Dimension Modeling: Late Arriving Dimensions

Dinesh Shankar
3 min readMay 2, 2022

--

Overview

A data warehouse designed using the principles of dimensional modeling techniques will require all the dimensions loads to be completed before starting the fact table ETL load.In certain cases the fact records appear before the dimension data is loaded.

Example:Online ordering analytics data warehouse receives orders data from order processing ETL before new product data is loaded into products dimension table.

In this article I will cover the various design approaches to handle early arriving fact or late arriving dimension data.

Design Choices

Late arriving dimension data is common scenario in the data warehousing environment.This can happen in various scenarios like ETL job failures, systems going out of sync or replication delays. Below are the options in using which the late arriving dimension scenarios can be handled.

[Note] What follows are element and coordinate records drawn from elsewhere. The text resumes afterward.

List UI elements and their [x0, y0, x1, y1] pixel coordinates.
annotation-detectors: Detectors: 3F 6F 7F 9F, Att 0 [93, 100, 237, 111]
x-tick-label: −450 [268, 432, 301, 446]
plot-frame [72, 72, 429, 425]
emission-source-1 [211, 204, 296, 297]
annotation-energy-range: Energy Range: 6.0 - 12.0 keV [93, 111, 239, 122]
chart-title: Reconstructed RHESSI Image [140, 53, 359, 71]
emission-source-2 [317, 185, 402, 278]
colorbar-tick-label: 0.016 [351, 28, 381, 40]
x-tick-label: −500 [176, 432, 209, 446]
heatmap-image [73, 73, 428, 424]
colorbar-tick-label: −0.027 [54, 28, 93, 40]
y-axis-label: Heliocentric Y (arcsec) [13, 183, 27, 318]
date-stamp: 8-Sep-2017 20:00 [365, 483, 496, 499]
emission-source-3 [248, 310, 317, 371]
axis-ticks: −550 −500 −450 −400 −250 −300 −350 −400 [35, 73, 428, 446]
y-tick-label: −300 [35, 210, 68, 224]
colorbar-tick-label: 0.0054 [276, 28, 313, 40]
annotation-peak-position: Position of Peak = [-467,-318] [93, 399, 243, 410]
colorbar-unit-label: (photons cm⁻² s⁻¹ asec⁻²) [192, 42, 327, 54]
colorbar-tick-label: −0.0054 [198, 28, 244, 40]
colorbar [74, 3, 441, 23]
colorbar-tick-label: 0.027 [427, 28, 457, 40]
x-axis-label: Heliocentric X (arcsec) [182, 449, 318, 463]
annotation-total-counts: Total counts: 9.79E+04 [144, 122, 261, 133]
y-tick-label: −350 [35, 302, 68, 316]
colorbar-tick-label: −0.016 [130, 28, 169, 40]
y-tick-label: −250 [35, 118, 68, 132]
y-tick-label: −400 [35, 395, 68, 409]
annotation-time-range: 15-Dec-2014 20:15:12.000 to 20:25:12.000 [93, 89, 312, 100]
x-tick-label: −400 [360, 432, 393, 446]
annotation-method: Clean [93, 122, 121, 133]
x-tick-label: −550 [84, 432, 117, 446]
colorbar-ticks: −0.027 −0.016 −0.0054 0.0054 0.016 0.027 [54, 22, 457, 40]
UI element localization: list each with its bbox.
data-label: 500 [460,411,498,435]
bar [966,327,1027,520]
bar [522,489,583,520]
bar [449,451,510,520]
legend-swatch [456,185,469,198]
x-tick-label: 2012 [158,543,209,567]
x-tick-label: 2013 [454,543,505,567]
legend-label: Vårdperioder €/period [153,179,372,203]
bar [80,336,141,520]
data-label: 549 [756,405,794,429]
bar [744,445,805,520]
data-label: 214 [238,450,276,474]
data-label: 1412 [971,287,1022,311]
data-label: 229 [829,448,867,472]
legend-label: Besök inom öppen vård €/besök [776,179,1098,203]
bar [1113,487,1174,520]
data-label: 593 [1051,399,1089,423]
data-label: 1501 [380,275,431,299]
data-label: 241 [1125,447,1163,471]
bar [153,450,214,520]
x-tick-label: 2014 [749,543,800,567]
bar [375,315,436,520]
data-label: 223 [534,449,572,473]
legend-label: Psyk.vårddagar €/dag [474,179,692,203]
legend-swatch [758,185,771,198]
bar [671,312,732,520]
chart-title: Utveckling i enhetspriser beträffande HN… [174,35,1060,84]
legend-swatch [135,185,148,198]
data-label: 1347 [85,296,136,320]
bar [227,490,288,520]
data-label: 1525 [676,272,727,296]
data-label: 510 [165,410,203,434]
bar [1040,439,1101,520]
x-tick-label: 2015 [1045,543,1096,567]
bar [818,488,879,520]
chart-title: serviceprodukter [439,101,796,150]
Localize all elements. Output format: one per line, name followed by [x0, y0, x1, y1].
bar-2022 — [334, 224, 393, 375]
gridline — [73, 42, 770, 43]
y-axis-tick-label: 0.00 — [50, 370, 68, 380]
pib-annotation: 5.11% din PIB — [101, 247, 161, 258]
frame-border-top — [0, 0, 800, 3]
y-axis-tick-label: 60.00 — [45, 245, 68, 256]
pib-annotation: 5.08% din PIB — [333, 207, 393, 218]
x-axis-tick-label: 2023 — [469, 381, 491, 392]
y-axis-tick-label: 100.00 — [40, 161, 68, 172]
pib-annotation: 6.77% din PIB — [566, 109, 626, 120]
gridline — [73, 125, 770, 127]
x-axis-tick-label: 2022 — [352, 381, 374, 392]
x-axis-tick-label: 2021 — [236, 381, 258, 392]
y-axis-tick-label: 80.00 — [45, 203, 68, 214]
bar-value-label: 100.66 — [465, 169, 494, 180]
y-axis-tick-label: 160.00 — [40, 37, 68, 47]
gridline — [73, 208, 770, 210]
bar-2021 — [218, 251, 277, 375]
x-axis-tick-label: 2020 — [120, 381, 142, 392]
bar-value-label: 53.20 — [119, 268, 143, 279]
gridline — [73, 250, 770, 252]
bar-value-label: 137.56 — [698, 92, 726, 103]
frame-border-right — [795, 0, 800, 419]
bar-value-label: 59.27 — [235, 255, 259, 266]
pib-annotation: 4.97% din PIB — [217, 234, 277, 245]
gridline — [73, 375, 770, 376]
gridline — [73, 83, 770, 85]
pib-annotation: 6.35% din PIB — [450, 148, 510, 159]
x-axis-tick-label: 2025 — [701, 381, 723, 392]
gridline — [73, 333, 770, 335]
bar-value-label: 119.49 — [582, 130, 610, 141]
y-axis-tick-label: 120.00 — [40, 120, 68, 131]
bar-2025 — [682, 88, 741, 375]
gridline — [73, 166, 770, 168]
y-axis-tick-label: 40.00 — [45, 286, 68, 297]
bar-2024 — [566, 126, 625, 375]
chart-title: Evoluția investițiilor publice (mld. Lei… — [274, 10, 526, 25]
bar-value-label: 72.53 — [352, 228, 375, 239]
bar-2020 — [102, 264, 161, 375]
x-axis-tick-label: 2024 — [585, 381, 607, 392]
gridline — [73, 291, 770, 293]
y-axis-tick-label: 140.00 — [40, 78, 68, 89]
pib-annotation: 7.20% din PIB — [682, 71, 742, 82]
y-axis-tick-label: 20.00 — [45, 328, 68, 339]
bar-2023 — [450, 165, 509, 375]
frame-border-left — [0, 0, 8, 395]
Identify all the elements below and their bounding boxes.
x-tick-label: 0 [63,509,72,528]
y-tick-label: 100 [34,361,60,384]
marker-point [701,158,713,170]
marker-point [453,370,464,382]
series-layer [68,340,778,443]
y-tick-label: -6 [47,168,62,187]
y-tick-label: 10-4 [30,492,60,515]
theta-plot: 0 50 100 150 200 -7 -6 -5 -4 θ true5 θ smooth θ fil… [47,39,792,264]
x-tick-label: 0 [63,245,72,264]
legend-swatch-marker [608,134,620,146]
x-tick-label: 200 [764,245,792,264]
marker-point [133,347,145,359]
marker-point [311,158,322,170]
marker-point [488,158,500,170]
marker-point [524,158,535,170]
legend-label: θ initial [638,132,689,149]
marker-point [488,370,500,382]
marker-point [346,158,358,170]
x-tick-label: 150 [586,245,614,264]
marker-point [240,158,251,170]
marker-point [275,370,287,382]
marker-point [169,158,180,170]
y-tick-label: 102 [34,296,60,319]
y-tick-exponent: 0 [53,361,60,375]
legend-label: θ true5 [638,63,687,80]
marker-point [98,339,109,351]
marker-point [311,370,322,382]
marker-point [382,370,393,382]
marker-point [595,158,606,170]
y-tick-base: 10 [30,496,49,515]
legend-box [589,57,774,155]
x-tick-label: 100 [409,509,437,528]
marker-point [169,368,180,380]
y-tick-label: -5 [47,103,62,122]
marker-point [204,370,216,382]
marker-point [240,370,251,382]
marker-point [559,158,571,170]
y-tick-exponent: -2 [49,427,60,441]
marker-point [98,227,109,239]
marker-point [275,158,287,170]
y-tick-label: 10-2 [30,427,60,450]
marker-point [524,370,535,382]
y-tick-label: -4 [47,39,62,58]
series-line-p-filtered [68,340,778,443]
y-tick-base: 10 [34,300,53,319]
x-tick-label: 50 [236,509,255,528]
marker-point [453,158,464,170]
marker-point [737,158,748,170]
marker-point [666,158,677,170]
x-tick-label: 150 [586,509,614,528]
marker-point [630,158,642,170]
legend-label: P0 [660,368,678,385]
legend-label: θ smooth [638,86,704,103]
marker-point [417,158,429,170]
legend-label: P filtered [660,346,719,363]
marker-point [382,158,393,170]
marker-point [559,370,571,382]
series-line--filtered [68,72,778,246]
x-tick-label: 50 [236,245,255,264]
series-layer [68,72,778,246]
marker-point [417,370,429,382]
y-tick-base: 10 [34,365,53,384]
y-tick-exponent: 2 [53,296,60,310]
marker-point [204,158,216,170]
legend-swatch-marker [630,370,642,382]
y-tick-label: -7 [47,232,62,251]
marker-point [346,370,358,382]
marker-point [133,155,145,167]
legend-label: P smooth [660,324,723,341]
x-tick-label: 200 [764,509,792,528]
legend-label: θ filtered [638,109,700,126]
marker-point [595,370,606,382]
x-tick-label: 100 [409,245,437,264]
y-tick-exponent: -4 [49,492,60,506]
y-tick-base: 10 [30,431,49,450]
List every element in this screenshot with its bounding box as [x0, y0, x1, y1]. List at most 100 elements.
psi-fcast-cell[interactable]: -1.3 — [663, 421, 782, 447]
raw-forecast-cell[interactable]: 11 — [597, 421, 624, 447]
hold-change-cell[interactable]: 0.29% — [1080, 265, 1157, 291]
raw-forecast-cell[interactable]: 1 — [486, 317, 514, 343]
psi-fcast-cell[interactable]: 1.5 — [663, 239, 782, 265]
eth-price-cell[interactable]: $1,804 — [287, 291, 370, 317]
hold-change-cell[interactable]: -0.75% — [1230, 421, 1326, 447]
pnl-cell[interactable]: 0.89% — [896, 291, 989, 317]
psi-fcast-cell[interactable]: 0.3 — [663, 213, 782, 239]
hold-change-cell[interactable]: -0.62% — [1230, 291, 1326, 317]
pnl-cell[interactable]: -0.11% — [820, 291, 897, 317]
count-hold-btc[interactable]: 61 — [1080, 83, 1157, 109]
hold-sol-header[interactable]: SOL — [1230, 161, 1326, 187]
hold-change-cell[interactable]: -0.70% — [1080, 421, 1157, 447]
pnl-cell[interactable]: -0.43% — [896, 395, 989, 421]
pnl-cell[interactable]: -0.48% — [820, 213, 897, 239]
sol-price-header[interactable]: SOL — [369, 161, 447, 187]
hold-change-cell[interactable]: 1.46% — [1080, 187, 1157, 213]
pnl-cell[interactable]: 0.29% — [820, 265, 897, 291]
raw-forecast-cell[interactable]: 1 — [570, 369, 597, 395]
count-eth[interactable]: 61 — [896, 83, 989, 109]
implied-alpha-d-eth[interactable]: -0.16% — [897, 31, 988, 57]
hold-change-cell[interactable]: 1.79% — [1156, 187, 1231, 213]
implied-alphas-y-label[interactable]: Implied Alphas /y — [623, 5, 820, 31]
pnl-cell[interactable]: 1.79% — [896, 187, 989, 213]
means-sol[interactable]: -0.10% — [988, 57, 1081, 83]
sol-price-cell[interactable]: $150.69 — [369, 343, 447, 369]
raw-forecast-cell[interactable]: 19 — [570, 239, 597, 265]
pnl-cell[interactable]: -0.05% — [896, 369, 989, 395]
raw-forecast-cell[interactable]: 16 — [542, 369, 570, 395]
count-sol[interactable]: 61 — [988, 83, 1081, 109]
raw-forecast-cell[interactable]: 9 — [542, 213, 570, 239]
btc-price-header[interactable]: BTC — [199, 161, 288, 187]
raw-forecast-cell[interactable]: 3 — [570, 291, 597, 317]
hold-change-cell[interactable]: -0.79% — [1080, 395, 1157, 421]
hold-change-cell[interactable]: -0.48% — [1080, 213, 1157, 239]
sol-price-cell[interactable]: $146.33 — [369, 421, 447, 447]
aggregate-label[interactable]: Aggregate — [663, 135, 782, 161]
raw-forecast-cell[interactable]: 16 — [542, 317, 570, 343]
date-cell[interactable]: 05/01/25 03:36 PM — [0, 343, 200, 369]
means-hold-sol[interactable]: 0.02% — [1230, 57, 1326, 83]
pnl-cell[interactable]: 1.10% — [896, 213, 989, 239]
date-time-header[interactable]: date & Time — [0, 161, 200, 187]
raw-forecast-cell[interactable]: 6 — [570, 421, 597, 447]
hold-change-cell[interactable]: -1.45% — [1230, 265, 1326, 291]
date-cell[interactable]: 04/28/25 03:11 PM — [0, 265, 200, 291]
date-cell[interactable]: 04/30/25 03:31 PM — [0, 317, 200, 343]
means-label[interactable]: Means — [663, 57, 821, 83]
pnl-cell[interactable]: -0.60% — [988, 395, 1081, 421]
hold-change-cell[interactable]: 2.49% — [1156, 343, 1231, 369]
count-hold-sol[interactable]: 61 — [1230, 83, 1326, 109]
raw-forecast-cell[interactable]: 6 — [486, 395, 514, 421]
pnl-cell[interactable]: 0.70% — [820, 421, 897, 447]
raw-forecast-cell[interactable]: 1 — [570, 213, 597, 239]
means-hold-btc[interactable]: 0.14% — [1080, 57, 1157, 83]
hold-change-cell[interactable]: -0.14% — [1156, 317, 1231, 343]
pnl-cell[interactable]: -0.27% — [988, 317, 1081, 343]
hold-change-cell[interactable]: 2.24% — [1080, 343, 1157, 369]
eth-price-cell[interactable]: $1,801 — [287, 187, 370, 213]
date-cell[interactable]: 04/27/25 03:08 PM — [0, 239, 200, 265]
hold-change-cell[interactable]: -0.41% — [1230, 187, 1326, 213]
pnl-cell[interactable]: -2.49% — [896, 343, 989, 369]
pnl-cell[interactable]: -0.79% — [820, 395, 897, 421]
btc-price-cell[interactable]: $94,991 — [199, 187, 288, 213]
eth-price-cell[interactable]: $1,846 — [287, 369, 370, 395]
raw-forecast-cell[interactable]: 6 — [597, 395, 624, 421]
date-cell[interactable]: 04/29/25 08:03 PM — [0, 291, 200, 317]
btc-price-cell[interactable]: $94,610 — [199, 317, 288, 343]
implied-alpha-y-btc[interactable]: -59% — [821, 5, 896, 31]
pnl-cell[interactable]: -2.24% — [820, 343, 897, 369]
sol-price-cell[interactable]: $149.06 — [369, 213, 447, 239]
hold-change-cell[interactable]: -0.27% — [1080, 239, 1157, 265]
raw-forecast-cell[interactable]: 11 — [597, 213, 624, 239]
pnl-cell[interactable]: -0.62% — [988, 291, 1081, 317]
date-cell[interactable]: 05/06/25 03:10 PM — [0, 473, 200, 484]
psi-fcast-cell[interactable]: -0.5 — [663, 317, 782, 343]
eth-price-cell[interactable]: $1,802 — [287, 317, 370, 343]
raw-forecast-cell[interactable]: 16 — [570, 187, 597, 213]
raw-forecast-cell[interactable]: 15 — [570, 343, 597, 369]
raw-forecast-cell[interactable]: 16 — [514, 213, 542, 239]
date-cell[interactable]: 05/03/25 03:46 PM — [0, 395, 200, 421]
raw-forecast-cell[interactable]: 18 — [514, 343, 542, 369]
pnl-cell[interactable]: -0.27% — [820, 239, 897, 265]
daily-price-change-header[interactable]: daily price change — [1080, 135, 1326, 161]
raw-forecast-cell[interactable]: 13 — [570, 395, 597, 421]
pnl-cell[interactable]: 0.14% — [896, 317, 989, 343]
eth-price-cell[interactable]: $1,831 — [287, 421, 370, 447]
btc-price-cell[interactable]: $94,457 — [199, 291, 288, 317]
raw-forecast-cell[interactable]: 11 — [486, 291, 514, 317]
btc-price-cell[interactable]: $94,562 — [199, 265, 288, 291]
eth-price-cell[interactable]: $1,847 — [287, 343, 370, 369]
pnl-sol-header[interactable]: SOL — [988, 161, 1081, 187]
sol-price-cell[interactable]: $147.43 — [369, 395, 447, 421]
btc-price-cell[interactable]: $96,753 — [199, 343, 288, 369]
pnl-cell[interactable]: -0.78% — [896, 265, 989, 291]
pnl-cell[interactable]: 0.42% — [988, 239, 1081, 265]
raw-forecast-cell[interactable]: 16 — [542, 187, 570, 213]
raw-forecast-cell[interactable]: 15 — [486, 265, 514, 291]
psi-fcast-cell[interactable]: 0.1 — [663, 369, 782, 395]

  1. Default Dimension Record
  2. HOLD Fact Record
  3. Infer Dimension Record

Option 1: Default Dimension Record

First option is to assign the “unknown” dimension value to the fact records.The unknown records will be maintained the backlog table which can be reprocessed with the actual dimension value once the dimension data is loaded.

Pros:

  • No delay in loading the fact record

Cons:

  • Late Dimension records are grouped in unknown bucket which will lead to inaccuracy in reporting.

Option 2: HOLD the FACT Record

Second option is to hold the fact record in the a backlog table until the dimension record arrives. Backlog table contains a flag which denotes the processed records. Every day ETL job checks for the unprocessed records against the dimensions and updates the flag accordingly.

Pros:

  • Easier to implement
  • Suitable for batch processing with nightly loads which are not sensitive for data delays

Cons:

  • Fact record is not available for reporting until the dimension record the loaded. Business teams might be impacted due to missing data.

Option 3: Infer the Dimension record

Third option is to insert the dimension record with a new surrogate key and use the same value to load the fact table. This option is less feasible when enough information about the dimension is not available in the fact table.

Summary

There are multiple ways to handle the late arriving date problem but choosing the right approach entirely depends on the business use cases ,stakeholder requirements and nature of the data. Impact of Data accuracy and missing data plays a vital role in the design choice.

Thanks for reading!

--

--